Ils éprouveront la douce impression d’être entamés
par une prose en perpétuelle trêve, comme dans une
bulle d’air, ce qui il faut bien l’avouer nous
éloigne du sujet initial (quoique) qui me semblait
être Denis Grozdanovitch, le tennis tout ça….
(Je perds le nord et vous au passage donc,
retrouvons notre oiseau !)
Sorte
de Woody Allen goy mâtiné de Benchley
et tennisman défroqué écrivain, voyez-vous notre
oiseau ! Ses trois premiers volumes étaient des
considérations sur la littérature, le temps qui
passe, le monde moderne qui est là et les femmes,
qui sont là les femmes (oui derrière) ! Dans cette
nouvelle livraison où il n’est question que de
jeux de balles (Tennis, Squash, Courte paume) notre
homme (l’entité Grozdanovitch) ouvre quelque uns
des ces précieux carnets nous abandonnent de facto
à moult anecdotes rigolotes… Un tournoi en pleine
banlieue au cœur des grands ensembles où
deux joueurs smart gentry entrent en choc
frontal avec une population autochtone pas tout à
fait au fait de la chose tennistique…une
merveilleuse histoire avec la silhouette de Jacques
Tati qui passe discrètement et cette autre histoire
où un arnaqueur transalpin chose incroyable…

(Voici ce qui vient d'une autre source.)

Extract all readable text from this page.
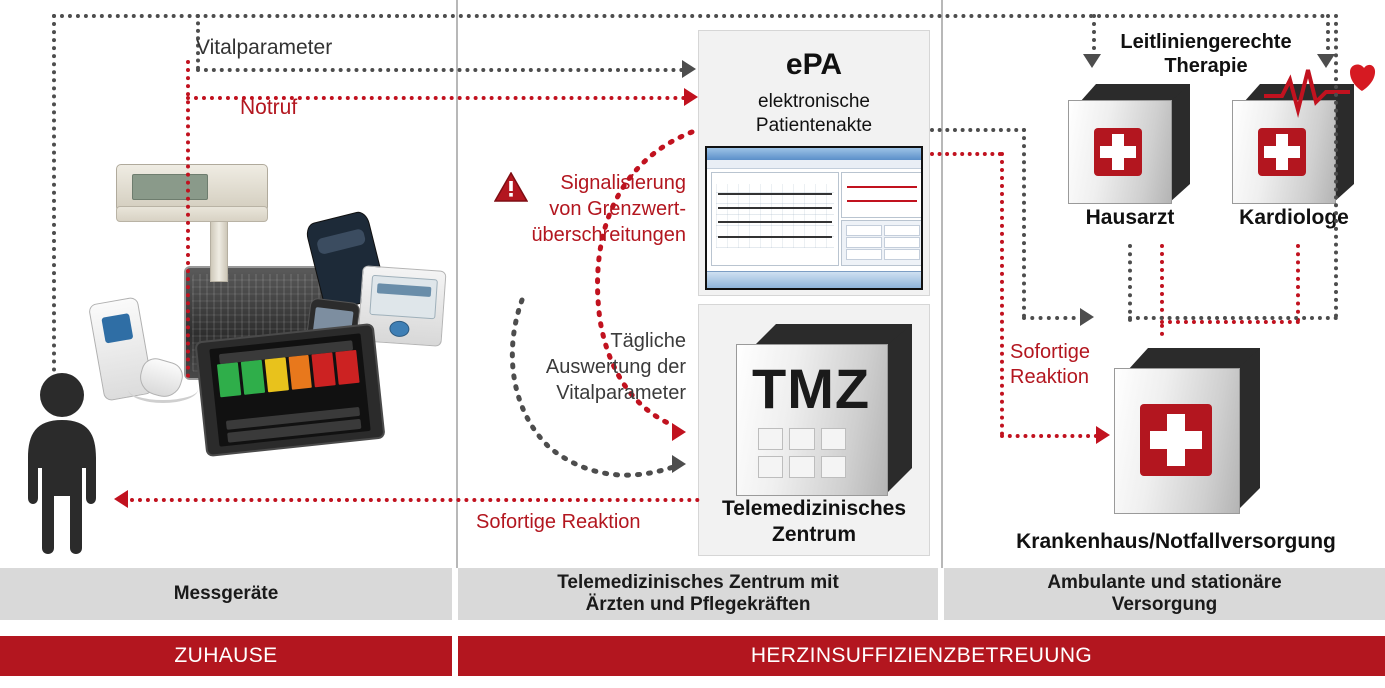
ePA
elektronische
Patientenakte
TMZ
Telemedizinisches
Zentrum
Hausarzt	Kardiologe
Krankenhaus/Notfallversorgung
Vitalparameter
Notruf
Signalisierung
von Grenzwert-
überschreitungen
Tägliche
Auswertung der
Vitalparameter
Sofortige Reaktion
Sofortige
Reaktion
Leitliniengerechte
Therapie
Messgeräte
Telemedizinisches Zentrum mit
Ärzten und Pflegekräften
Ambulante und stationäre
Versorgung
ZUHAUSE	HERZINSUFFIZIENZBETREUUNG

arnaque ! Comme notre oiseau à également et en
dilettante pratiqué la profession de moniteur de
tennis nous avons également droit à une galerie
d’élèves… Une grande bourgeoise comment dire
voooilà ma prise de raquette est parfaite… Deux
princes vietnamiens et alcoolisés mélangeant
tennis et baseball… Un chapelet de joueurs (et
joueuses) : certains monomaniaques, d’autres
pervers et retors… notre éducateur pourtant
attentif et patient ne sera que très peu écouté
par ses hypothétiques disciples qui eux plus
qu’obnubilés par la balle, sembleront obsédés
par leur propre importance(et moins leur jeu.)
Pour
tout dire et au-dessus (car il y a un au-dessus) de
la chronique, des passions en marche et au-delà des
souvenirs… … il y a comme dans les précédents
livres de Grozdanovitch, un discours sous tendu. Une
question posée en permanence par notre anthropopithèque
à raquette. Cette question la voilà : quelle est
la raison qui pousse cette bonne vieille modernité
à nous embarrasser autant ? Le fait que bon le
point Y de la modernité ayant été dépassé, nous
voilà bien penauds devant les multiples rebonds
capricieux de celle-ci ! En littérature en peinture
nous pouvons contourner ce point Y par d’autres
coups plus ou moins droits… la nostalgie, la post
modernité goguenarde voir la froideur des concepts,
en économie et en « thésaurisation politique »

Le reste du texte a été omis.